How to Create a Data Source for Data Streamed from Kafka

Create a data source for data streamed from Kafka in DataPancake.

1. Grant DataPancake access to the database, schema, and table

Open a new snowflake worksheet and run the necessary statements for the database, schema, and table which contain the Kafka data. For example:

GRANT USAGE ON DATABASE DB_NAME TO APPLICATION DATAPANCAKE;
GRANT USAGE ON SCHEMA DB_NAME.SCHEMA_NAME TO APPLICATION DATAPANCAKE;
GRANT REFERENCES, SELECT ON TABLE DB_NAME.SCHEMA_NAME.TABLE_NAME TO APPLICATION DATAPANCAKE;

2. In DataPancake, navigate to the Data Sources page

3. Enter a name for the new data source

4. Select the data source type

5. (Optional) Enter data source tags

These are simply used for filtering / searching. For example: dev, prod, api, csv

6. Select "Kafka" for the source stream platform

7. (Optional) Deduplicate Messages

If checked, two dynamic tables will be produced for the root attributes in the semi-structured data source. The first dynamic table will be used to flatten the root attributes. The second dynamic table will be used to filter the flattened rows using a window function (configured in the next step) to produce the most recent message for each primary key.

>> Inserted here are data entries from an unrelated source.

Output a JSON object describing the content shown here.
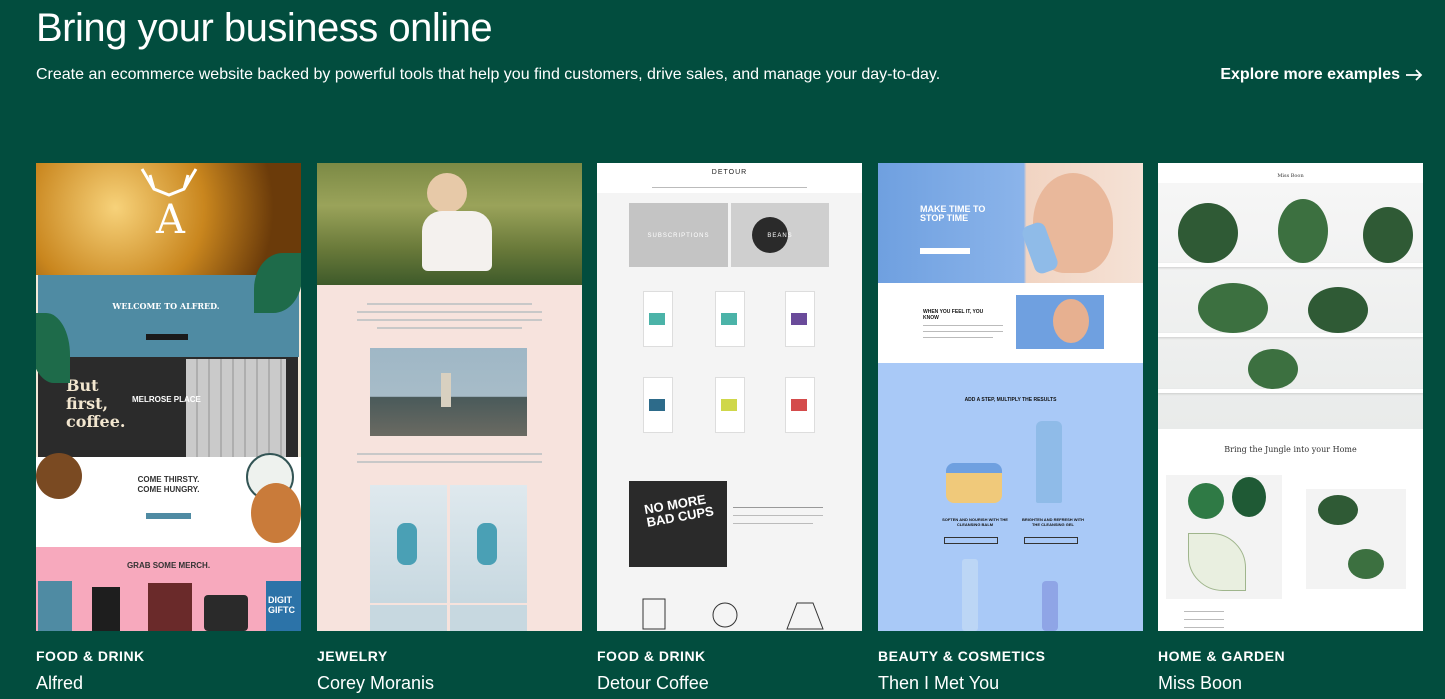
{
  "header": {
    "title": "Bring your business online",
    "subtitle": "Create an ecommerce website backed by powerful tools that help you find customers, drive sales, and manage your day-to-day.",
    "explore_label": "Explore more examples",
    "arrow_icon": "arrow-right-icon"
  },
  "cards": [
    {
      "category": "FOOD & DRINK",
      "name": "Alfred",
      "preview": {
        "welcome": "WELCOME TO ALFRED.",
        "wall_text_1": "But",
        "wall_text_2": "first,",
        "wall_text_3": "coffee.",
        "place": "MELROSE PLACE",
        "headline": "COME THIRSTY. COME HUNGRY.",
        "merch": "GRAB SOME MERCH.",
        "side": "DIGIT GIFTC"
      }
    },
    {
      "category": "JEWELRY",
      "name": "Corey Moranis"
    },
    {
      "category": "FOOD & DRINK",
      "name": "Detour Coffee",
      "preview": {
        "logo": "DETOUR",
        "tile1": "SUBSCRIPTIONS",
        "tile2": "BEANS",
        "promo": "NO MORE BAD CUPS"
      }
    },
    {
      "category": "BEAUTY & COSMETICS",
      "name": "Then I Met You",
      "preview": {
        "hero": "MAKE TIME TO STOP TIME",
        "feel": "WHEN YOU FEEL IT, YOU KNOW",
        "step": "ADD A STEP, MULTIPLY THE RESULTS",
        "left": "SOFTEN AND NOURISH WITH THE CLEANSING BALM",
        "right": "BRIGHTEN AND REFRESH WITH THE CLEANSING GEL"
      }
    },
    {
      "category": "HOME & GARDEN",
      "name": "Miss Boon",
      "preview": {
        "logo": "Miss Boon",
        "headline": "Bring the Jungle into your Home"
      }
    }
  ],
  "colors": {
    "background": "#024d3e",
    "text": "#ffffff"
  }
}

8. Enter the Deduplication SQL Expression

Required only if "Deduplicate Messages" is toggled on

The sql expression used to deduplicate the source stream messages based on a primary key and sort order to produce the most recent message. This value is required if the SQL Code Generation feature is selected and the Deduplicate Messages option is enabled.